Chmura - Good glasses

Hungarian title:

Jó szemüveg - Chmura - Ferenciek tere 2. plakát

Size:

Tram poster (cca. 24 x 17 cm)

Year:

1930

Condition:

Fine, light creasing, small stains.

Material:

Paper, stone lithography.

Price: US$2400

Description:

Constructivist tram poster for Chmura glasses by one of the greatest Hungarian poster designers Sándor Bortnyik. Chmura was a high end optics brand in the 1930s.

The author of the poster introduced the modernist-constructivist poster style in Hungary alongside Lajos Kassák and Róbert Berény. Bortnyik spent a few years in Weimar where he got acquainted with the Bauhaus school. Soon after his return to Hungary in 1926 his posters constructed with strict geometric forms and basic strong colours, simple block letters appeared on the streets. He often used humour as a tool to make the audience remember the advertised product. Due to the completely new nature of the style it soon became a success and many artists started to create in this manner. However, not everyone was capable of designing quality works, thus Bortnyik declared in 1933 that modern poster died. 

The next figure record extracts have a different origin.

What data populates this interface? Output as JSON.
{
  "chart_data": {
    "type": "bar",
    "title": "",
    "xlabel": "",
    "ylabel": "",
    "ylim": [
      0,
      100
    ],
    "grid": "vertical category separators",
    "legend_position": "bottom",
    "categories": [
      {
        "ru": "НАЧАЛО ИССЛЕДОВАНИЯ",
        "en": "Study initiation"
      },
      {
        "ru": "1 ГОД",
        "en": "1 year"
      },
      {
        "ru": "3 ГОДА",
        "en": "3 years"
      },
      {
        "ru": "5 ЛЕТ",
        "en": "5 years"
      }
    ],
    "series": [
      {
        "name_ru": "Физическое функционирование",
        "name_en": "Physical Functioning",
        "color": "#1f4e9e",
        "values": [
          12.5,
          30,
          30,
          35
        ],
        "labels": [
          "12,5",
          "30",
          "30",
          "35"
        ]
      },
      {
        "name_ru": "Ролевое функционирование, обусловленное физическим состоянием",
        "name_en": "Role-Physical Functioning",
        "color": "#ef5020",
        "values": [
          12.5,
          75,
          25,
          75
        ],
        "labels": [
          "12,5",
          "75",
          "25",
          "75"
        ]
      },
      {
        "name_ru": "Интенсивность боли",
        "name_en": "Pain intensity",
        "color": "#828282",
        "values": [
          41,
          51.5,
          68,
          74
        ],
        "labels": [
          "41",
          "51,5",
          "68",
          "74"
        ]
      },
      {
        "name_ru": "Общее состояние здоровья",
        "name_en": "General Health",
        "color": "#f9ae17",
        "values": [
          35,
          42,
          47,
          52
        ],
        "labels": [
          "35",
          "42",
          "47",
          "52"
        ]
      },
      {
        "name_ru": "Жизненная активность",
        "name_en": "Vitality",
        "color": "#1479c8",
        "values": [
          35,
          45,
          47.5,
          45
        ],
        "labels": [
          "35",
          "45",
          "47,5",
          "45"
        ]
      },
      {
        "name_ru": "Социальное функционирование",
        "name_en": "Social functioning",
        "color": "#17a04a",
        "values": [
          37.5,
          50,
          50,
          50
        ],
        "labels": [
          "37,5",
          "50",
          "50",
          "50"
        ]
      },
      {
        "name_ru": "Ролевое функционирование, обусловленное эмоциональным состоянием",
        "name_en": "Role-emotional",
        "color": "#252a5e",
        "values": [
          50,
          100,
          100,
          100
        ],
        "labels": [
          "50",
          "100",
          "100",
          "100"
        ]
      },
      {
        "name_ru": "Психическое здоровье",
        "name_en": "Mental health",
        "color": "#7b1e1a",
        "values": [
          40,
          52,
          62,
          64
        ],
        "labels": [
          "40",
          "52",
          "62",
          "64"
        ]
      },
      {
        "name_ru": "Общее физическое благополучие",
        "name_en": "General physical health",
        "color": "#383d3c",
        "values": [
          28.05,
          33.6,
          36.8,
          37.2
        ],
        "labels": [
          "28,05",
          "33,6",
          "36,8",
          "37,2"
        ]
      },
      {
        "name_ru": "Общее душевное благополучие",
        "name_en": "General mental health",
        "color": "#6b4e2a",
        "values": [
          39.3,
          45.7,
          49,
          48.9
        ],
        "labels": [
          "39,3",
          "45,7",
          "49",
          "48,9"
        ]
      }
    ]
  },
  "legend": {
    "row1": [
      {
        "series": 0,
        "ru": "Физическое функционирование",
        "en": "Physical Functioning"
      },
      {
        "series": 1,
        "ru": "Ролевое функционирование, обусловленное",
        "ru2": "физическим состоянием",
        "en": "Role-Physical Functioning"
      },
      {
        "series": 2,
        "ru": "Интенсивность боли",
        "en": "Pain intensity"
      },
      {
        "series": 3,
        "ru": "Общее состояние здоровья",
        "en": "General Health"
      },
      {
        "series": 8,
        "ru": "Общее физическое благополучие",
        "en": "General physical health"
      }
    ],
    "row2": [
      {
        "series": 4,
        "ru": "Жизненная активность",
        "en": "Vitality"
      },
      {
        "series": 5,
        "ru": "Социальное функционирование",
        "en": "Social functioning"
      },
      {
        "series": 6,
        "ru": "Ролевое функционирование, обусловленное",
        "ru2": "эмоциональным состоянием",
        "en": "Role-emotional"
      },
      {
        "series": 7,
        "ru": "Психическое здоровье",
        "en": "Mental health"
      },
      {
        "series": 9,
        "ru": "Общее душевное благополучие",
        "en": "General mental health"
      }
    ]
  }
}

This tram poster was published in 1930 when Kassák and the other modernist artists uttered that art has to take up a social role. Kassák published an article explaining that advertisements are important factors of economy and culture and a good advertisement should neither be manipulative nor a mere tool of business, but it should have an objective, informative, taste shaping and educating role. As for typography, the letters are supposed to be simple and functional and the image reduced to geometric forms. The Chmura poster completely fulfills these modernist requirements. The viewer's eyes are consciously led by the designer by altering the size and style of the fonts and placing them in front of bright coloured background. 

The subject of the promotion is deliberately depicted in a simple way, the message is concise but striking to the eye as this is the only effective form for catching attention in the rushing urban environment - according to the modernist attitude to promotion at the time. The contrasts of colours, red, black and white are deliberately emphasized, the plane blocks are arranged next to each other like paper cut outs creating an eye catching dynamism and freshness. The humour expresses the main matter of the advertised company and it is not l'art pour l'art. The diagonal arrangement is also a very typical way of constructing of modernism.